Amazon‘un kurucusu Jeff Bezos, teknoloji dünyasındaki aktif rolüne yeni bir görevle geri dönüyor. Bezos’un, bir kısmını bizzat finanse ettiği yapay zekâ odaklı Project Prometheus girişiminde eş CEO olarak görev alacağı bildirildi. Şirketin faaliyet alanları henüz detaylı biçimde açıklanmasa da, üretim süreçlerini iyileştirmeye yönelik yapay zekâ çözümleri geliştirmeyi hedeflediği belirtiliyor. Bu çözümlerin özellikle bilgi işlem, otomotiv ve havacılık gibi sektörlerde kullanılması bekleniyor.
The New York Times’ın haberine göre, Project Prometheus şu anda erken aşama girişimler arasında en yüksek yatırım miktarına sahip şirketlerden biri konumunda. Toplam 6,2 milyar dolarlık bir finansmana ulaşan girişim, bu yönüyle dikkat çekiyor. Bu yatırımın önemli bir kısmı Jeff Bezos’un kişisel katkısıyla sağlanmış durumda. Bezos, sadece finansal destekle sınırlı kalmayarak, şirketin yönetiminde de aktif rol üstlenecek.
Kadroda Jeff Bezos dışında da önemli isimler bulunuyor
Project Prometheus’un yönetiminde Jeff Bezos’a, şirketin kurucularından Vik Bajaj eşlik edecek. Bajaj, geçmişte Google’ın deneysel girişim laboratuvarı Google X’te görev yapmış bir fizikçi ve kimyager. Daha sonra Alphabet çatısı altında faaliyet gösteren sağlık teknolojisi firması Verily’nin de yöneticiliğini üstlenen Bajaj, yapay zekâ ve ileri teknoloji alanlarında geniş bir deneyime sahip.
Şirketin kadrosu da oldukça dikkat çekici.

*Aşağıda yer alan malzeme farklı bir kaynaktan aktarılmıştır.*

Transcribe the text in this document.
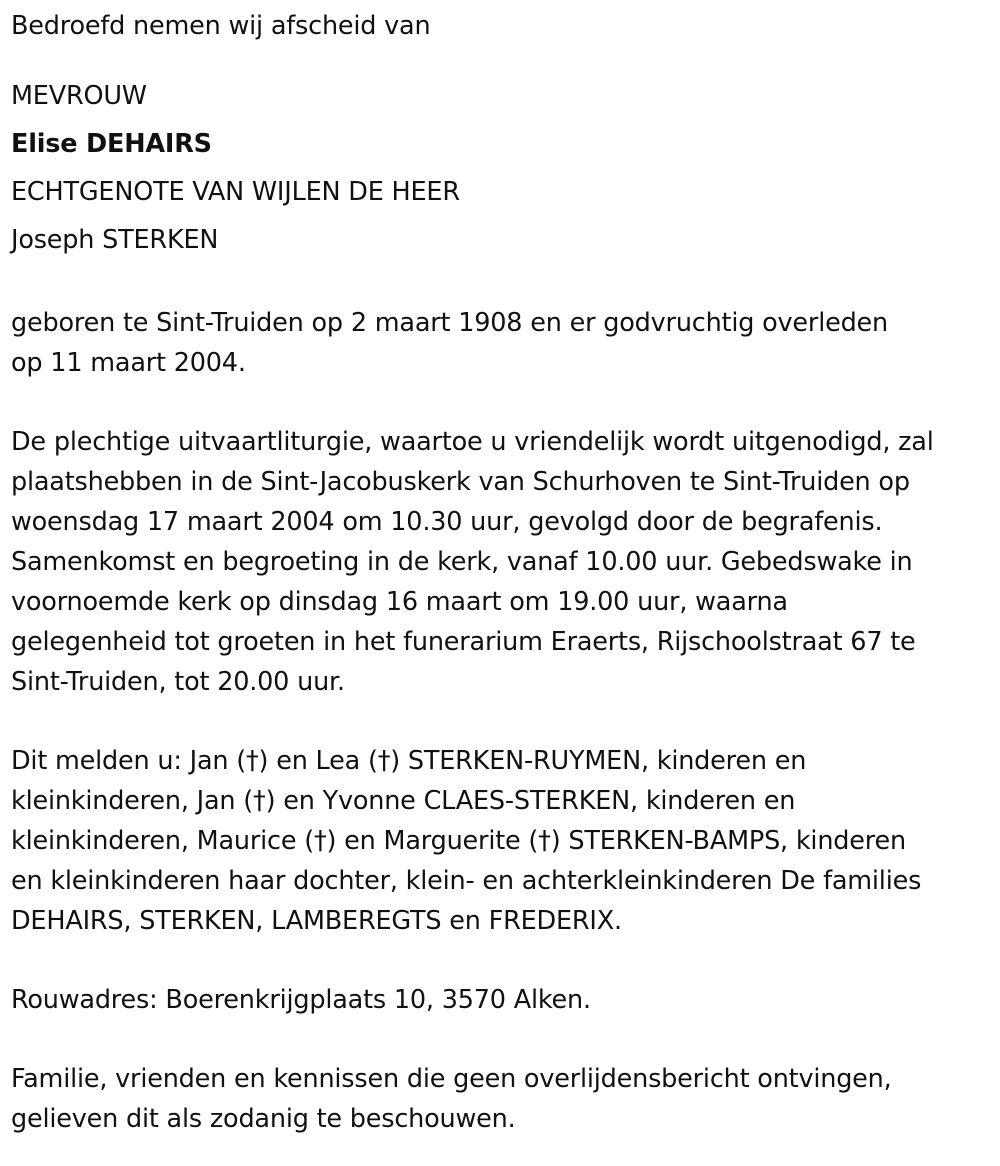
Bedroefd nemen wij afscheid van
MEVROUW
Elise DEHAIRS
ECHTGENOTE VAN WIJLEN DE HEER
Joseph STERKEN
geboren te Sint-Truiden op 2 maart 1908 en er godvruchtig overleden
op 11 maart 2004.
De plechtige uitvaartliturgie, waartoe u vriendelijk wordt uitgenodigd, zal
plaatshebben in de Sint-Jacobuskerk van Schurhoven te Sint-Truiden op
woensdag 17 maart 2004 om 10.30 uur, gevolgd door de begrafenis.
Samenkomst en begroeting in de kerk, vanaf 10.00 uur. Gebedswake in
voornoemde kerk op dinsdag 16 maart om 19.00 uur, waarna
gelegenheid tot groeten in het funerarium Eraerts, Rijschoolstraat 67 te
Sint-Truiden, tot 20.00 uur.
Dit melden u: Jan (†) en Lea (†) STERKEN-RUYMEN, kinderen en
kleinkinderen, Jan (†) en Yvonne CLAES-STERKEN, kinderen en
kleinkinderen, Maurice (†) en Marguerite (†) STERKEN-BAMPS, kinderen
en kleinkinderen haar dochter, klein- en achterkleinkinderen De families
DEHAIRS, STERKEN, LAMBEREGTS en FREDERIX.
Rouwadres: Boerenkrijgplaats 10, 3570 Alken.
Familie, vrienden en kennissen die geen overlijdensbericht ontvingen,
gelieven dit als zodanig te beschouwen.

Project Prometheus bünyesinde şu anda yaklaşık 100 çalışan bulunuyor. Bu çalışanların önemli bir kısmı, daha önce OpenAI, DeepMind ve Meta gibi büyük teknoloji şirketlerinde görev yapmış uzmanlardan oluşuyor. Böyle bir ekip yapısıyla şirketin hedeflediği teknolojik gelişmeleri gerçekleştirme potansiyeli yüksek görülüyor.
Bezos için bu görev, 2021 yılında Amazon CEO’luğundan ayrılmasının ardından üstlendiği ilk resmi operasyonel pozisyon olacak. Her ne kadar son yıllarda uzay girişimi Blue Origin’e yoğunlaşmış olsa da, Bezos’un Project Prometheus ile teknoloji dünyasında daha aktif bir rol üstleneceği düşünülüyor. Blue Origin, geçtiğimiz hafta New Glenn roketinin başarılı bir inişini gerçekleştirerek adından söz ettirmişti.
Her ne kadar şirketin ürün ya da hizmet planları henüz resmi olarak açıklanmasa da, yapay zekânın sanayi ve üretim süreçlerine entegrasyonu alanında ciddi yatırımların yapıldığı bir dönemde bu tür girişimlerin önemi artıyor. Özellikle otomotiv, havacılık ve çip tasarımı gibi yüksek teknoloji sektörlerinde yapay zekâ destekli üretim sistemlerine olan ihtiyaç giderek daha fazla öne çıkıyor.